Одиссей повернулся к Аяксу.
– Пойдем, мы зря тратим время.
Он взял свой плащ и направился к двери. Но затем, словно мысль только теперь пришла ему в голову, развернулся и спросил:
– Это твой окончательный ответ? Или ты просто выжидаешь ради чего-то большего? Потому что если это так, то выкладывай, во имя богов, – у нас нет времени на эти игры.
– Я хочу извинений. Все предельно просто. И не так растратно.
– Значит, я могу вернуться и так ему передать?
– Думаю, можно передать вот еще что. Скажи ему: будь у меня выбор, жениться на его дочери или дохлой свинье, я выбрал бы свинью при любом раскладе. Вот, так уже лучше.
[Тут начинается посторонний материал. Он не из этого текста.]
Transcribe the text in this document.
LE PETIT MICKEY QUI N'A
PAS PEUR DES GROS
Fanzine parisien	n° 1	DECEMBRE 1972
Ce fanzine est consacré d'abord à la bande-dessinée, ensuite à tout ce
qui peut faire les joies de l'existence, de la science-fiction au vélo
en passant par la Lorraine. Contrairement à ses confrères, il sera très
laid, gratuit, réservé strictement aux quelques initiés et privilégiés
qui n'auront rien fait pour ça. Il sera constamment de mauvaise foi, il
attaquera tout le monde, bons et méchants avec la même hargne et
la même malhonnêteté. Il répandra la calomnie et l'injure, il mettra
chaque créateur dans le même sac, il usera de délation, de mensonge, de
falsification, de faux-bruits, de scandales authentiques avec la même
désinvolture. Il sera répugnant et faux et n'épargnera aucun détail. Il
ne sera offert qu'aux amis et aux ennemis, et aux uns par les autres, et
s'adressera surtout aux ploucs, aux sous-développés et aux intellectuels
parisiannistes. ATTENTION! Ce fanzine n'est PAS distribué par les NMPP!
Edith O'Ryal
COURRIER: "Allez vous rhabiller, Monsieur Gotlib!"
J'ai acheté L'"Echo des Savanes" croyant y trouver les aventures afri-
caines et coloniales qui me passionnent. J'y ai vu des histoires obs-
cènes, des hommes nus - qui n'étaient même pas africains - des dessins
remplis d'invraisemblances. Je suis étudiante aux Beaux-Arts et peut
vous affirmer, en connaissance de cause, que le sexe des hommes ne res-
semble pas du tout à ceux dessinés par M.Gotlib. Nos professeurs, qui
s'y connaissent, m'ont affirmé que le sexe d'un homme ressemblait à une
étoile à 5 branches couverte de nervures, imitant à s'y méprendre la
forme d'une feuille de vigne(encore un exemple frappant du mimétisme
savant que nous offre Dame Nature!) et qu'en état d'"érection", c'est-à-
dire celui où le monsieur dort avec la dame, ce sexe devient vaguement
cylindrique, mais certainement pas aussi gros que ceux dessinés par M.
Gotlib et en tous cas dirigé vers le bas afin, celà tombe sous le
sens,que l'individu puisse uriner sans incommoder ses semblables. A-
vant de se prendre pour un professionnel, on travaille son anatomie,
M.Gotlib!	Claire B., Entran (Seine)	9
Одиссей уже открывал дверь, когда, вопреки всем ожиданиям, заговорил Аякс.
– Там погибают воины. Не враги, не троянцы, а твои соратники. Люди, которые смотрели на тебя, которые почитали тебя, – но тебе нет до них дела, ведь так? Тебе ни до чего нет дела, кроме собственной чести – и дурацких извинений. Они погибают, и ты, Ахилл, можешь помочь им, но не делаешь этого. Разве это достойно? – Он едва сдерживал слезы. – Я стыжусь такого родича. И мне стыдно, что я называл тебя своим другом.
Аякс схватил свой плащ и, утирая слезы и сопли, вышел во мрак ночи.